I’ve been avoiding my little text adventure tutorial because the next bit is quite a bit of work. But I’m gonna make a start on that today by talking a bit about doors. Liz England has a great post about door in games that’s well worth reading. For the sake of our text adventure we’ll define doors for ourselves.
Basically a door is any kind of barrier the player has to overcome. In our case we’re going to be implementing a literal door, in this case a cell door. But we’re gonna do it in a way that we can implement as many doors as we like using the same code. No point programing a one off event for something as important as this!
In the context of our map it’s going to have two locations, one in each room that it links. That means it potentially need two descriptions, one from each side, especially if it has a window, or is a cell door made of bars like in the old westerns, or some dungeons. The door itself might need a more detailed description, but we can use examination for that. To give clues as to how it might be opened. Of course a variable to tell us if it is locked, or opened would also be useful if it’s going to take a puzzle to open it. And since this is an adventure game, it wouldn’t be right to have a door that opens without having to solve a puzzle first. Our door structure then, will look something like this:
- Description Closed 1 – string
- Description Closed 2 – string
- Description Open 1 – string
- Description Open 2 – string
- On Examination – string
- Location 1 – int
- Location 2 – int
- Is Open – bool
- Is locked – bool
- Word – string
- Code – int
As you can see the humble Door is a bit more complicated than you might have thought. Even with that we’re probably no encapsulating all the data we need to have an effective door but that should be enough for the moment.

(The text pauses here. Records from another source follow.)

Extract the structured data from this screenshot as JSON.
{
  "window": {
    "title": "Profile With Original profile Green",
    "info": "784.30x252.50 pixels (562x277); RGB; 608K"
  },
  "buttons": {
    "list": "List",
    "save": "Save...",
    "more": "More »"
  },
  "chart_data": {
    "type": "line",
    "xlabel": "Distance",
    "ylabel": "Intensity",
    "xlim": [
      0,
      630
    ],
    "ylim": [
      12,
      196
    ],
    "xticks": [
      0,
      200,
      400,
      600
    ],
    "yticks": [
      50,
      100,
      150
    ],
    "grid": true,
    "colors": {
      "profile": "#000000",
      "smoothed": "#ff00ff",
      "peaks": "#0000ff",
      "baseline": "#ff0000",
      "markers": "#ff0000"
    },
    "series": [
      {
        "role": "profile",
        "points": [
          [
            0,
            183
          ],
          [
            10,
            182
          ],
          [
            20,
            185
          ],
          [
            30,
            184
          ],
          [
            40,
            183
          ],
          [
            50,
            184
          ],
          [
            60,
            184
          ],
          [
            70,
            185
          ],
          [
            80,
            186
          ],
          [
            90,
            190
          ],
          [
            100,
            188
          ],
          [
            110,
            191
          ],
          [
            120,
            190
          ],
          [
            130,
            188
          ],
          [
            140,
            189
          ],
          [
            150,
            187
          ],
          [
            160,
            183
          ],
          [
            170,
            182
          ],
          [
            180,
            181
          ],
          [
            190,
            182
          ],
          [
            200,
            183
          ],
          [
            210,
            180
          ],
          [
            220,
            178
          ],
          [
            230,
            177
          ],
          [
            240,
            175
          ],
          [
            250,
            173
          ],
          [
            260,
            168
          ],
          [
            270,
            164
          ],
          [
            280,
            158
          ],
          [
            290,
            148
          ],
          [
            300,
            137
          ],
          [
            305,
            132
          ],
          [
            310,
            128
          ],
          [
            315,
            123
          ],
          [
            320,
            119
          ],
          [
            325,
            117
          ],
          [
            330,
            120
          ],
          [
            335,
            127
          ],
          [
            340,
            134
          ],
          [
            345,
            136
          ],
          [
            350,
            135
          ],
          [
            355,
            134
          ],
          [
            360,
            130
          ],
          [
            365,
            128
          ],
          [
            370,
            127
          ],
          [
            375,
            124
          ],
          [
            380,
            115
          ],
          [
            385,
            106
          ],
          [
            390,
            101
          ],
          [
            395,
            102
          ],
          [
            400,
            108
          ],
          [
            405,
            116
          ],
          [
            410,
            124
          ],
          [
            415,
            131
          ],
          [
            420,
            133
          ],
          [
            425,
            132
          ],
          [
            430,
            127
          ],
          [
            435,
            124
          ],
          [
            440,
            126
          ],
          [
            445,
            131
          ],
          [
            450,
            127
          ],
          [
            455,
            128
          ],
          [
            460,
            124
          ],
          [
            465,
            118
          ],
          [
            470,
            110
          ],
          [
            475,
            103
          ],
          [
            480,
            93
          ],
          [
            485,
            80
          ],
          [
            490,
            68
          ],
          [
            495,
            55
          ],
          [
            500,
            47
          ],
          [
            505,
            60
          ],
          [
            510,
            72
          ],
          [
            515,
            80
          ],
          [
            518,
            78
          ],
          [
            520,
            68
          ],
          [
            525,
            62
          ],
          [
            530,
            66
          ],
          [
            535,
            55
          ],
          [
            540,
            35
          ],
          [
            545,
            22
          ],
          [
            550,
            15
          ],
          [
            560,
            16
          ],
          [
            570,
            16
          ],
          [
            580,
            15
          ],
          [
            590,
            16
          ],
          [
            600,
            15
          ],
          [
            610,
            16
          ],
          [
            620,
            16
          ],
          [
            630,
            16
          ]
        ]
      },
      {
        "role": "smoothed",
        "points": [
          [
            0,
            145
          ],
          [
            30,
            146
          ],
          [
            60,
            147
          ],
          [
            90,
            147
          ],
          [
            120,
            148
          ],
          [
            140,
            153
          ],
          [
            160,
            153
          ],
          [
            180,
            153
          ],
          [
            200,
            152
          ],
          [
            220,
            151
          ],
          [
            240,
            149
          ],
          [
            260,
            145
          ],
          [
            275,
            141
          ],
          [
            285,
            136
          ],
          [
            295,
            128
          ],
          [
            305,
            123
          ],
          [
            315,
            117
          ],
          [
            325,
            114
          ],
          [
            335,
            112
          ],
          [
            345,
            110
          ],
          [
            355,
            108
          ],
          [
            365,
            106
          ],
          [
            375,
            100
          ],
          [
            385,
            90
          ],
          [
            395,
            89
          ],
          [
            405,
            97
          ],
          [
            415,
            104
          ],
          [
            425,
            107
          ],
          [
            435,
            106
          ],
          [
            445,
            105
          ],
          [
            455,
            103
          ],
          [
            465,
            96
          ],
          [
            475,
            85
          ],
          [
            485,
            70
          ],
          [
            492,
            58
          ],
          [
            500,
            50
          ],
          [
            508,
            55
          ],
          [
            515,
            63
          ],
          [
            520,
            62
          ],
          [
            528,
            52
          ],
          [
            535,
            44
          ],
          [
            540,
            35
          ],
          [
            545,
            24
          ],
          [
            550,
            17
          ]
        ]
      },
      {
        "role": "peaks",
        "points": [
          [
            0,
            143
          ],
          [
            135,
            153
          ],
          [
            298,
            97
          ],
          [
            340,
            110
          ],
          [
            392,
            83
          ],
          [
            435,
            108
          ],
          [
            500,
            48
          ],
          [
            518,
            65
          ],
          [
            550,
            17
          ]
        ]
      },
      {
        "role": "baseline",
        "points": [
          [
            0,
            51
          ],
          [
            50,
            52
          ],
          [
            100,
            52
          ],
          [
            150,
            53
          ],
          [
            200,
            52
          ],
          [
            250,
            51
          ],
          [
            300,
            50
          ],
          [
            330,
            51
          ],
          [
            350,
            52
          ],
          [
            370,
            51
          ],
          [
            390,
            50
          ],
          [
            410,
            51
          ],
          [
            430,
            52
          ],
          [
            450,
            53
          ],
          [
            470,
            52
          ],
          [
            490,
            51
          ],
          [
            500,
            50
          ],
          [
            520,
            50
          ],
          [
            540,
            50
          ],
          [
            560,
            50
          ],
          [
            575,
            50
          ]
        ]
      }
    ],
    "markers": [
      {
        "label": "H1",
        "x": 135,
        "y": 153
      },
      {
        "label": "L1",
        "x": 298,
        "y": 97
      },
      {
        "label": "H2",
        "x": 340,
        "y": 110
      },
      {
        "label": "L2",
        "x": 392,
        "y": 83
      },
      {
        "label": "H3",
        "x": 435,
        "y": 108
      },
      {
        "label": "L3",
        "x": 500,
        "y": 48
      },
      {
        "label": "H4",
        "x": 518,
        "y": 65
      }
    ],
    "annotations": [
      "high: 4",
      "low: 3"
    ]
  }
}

The next step will be expanding out parser to take into account of the new structure. This isn’t a difficult task but it will be time consuming as we will have to update all the actions to account for doors as well as adding this new word type to the command list. So just a bit more housekeeping than usual.
I’ve split this into two parts due to the usual time constraints, but part 2 won’t be as long coming as part 1 was. Because it’s been something I’ve been avoiding I’m making a concerted effort to get through this part so we can get on to more interesting stuff! Thanks for sticking with the series so far, I really hope you’ve gotten something out of it.